From Tomassini’s piece…

The publishers will give Apple a cut of the revenue; 30 percent in the case of individual consumers, and an undetermined amount when selling on a state or district level. It’s a mutually beneficial model akin to iTunes, publishers said, not a run around the publishing industry, as had been speculated and hinted at by Apple founder Steve Jobs before his death last year.

But is it really in Apple’s interest to surrender their role here as Information Age iconoclasts and perhaps sell their own corporate soul for the big bucks associated with the Industrial Age dinosaurs of the big ed biz? Is that really keeping faith with their youthful customer base and the new ideas branding that they try to represent?

Mr. Jobs had always taken an interest in education, and in Walter Isaacson’s 2011 biography of the technology innovator, he is quoted as speaking of a “corrupt” state textbook-approval process, the massive textbook industry, and his hope to transform it… For textbook publishers, though, business won’t be as disrupted as Mr. Jobs may have hoped… Ms. Shore of Pearson Education said creating content for Apple would be no different from creating any other kind of textbook content. Pearson creates the content first, then adapts it to multiple platforms, whether it’s Apple, Android, Amazon, or print.

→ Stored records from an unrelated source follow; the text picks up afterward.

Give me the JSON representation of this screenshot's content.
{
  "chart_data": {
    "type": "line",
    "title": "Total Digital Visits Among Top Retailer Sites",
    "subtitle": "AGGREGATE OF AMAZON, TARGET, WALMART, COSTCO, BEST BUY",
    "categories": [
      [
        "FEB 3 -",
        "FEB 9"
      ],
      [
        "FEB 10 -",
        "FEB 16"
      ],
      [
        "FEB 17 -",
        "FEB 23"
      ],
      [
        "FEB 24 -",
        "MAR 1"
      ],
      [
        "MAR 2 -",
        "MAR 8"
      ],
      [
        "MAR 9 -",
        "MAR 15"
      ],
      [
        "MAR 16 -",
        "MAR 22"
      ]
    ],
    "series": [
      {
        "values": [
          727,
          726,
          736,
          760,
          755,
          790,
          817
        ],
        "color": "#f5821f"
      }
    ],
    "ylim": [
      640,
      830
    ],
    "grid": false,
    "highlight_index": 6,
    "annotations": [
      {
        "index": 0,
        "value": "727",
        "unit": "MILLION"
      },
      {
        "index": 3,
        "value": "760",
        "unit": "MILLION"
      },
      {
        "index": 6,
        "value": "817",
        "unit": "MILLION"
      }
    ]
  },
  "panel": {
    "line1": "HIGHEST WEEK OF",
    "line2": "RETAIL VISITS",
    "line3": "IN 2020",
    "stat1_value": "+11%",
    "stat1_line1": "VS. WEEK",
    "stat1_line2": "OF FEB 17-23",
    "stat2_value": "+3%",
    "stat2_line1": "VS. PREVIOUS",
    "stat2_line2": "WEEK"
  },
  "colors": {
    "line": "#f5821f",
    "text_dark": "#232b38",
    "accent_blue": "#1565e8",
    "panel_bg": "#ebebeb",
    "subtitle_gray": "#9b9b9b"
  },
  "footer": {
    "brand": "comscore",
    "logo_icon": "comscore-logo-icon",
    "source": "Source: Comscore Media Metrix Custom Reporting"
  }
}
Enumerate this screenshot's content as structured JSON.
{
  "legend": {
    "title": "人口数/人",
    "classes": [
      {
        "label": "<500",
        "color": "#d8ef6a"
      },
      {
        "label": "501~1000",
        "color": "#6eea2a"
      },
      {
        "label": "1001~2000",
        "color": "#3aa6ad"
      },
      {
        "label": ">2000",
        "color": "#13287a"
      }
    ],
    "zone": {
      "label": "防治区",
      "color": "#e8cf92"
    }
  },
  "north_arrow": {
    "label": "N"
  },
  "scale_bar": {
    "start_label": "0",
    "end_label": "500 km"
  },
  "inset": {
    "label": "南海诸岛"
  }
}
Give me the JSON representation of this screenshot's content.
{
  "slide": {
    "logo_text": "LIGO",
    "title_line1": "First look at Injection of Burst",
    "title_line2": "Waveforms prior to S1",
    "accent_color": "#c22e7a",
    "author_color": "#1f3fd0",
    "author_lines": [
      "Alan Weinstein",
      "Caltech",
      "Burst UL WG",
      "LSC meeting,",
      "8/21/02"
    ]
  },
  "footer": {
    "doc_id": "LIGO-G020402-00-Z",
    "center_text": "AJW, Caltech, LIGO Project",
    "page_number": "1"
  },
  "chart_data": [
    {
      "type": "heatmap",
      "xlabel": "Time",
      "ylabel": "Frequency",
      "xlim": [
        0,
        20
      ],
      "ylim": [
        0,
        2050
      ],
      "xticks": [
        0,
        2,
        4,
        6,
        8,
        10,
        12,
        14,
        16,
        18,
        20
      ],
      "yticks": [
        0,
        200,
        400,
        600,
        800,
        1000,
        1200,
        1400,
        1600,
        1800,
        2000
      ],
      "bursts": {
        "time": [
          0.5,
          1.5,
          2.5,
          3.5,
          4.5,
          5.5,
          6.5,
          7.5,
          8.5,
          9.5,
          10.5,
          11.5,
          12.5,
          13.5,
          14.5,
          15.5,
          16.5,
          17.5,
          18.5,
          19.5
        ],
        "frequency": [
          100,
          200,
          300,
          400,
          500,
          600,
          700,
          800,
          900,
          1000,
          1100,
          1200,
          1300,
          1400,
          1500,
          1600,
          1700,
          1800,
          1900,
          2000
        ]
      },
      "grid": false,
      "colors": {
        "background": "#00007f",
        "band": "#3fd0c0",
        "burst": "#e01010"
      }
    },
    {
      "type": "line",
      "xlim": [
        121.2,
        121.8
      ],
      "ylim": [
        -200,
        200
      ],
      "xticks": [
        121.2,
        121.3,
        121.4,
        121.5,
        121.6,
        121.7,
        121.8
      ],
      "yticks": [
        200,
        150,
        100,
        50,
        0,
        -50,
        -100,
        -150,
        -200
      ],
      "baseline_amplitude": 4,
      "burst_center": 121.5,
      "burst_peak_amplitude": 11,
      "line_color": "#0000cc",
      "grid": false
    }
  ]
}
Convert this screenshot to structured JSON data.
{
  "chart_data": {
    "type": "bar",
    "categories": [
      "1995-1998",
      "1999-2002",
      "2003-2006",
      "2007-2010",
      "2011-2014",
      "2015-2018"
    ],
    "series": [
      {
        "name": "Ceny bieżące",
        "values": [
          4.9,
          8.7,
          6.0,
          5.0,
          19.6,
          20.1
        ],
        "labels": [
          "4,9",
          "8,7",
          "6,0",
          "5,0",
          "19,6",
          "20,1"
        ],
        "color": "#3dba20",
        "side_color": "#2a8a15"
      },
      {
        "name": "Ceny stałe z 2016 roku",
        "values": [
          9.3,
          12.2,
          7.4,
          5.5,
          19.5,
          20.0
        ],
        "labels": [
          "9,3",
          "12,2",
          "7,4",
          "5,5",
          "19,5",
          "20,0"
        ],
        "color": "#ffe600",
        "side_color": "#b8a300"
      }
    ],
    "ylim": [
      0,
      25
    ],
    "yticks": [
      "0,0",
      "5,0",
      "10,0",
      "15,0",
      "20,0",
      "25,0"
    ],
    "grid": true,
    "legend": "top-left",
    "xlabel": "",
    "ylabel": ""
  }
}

Will Apple become (like Microsoft founder Bill Gates) just another entrenched corporate interest protecting business as usual in education by joining the rest of the education-industrial complex in promoting testing-obsessed standardization and the teacher union busting corporatism and labeling of “failed” schools that seems to go with it?

Some critics believe the cost of the devices could prevent the innovative textbooks from being used by the students who need them most. By the end of the year, for example, McGraw-Hill will produce five Apple-only textbooks. If the textbooks can be used on Apple devices only, it could require cash-strapped districts to decide on Apple or a lesser education.

Certainly there is the potential for Apple’s Internet enabling technology to challenge rather than support the traditional book sellers…

Apple also unveiled a brand-new application called iBooks Author, which allows users to create and publish their own e-books. The tool can be used only on Macintosh computers, but books can immediately be published into the iBooks store… Lastly, Apple announced it is upgrading iTunes U, its directory for educational content for higher education, to allow teachers to create entire online courses.

This sounds more in line with what I mentioned above about the “Open Educational Content” movement, and would involve Apple more in their traditional insurgent role.

So the question is, will Apple continue to be a force for real change, perhaps giving poorer school districts (generally judged as “failing” in the No Child Left Behind standardization paradigm) the opportunity to develop their own curriculum online and redirect that big textbook budget line item to other needed improvements like attracting better teachers and improving their school infrastructures to keep pace with more well-to-do districts?

Its all TBD at this point!

2 replies on “Apple, Textbooks and the Education-Industrial Complex”

  1. This article is most welcome. It calls attention to strategic decisions which Apple is making as we speak, decisions which can impact public education (for good or ill) for generations to come.

  2. Reuben… As we continue to develop human society we need all the allies we can get in transforming old perhaps moribund institutions. Apple has been mostly an ally in that effort and I hope they can continue to be so rather than just be about making the most money in the short run. I am concerned that when Jobs was still alive he had indicated some discomfort with the conventional textbook industry. Now that he has passed away, I hope the new Apple management is not going against that thinking.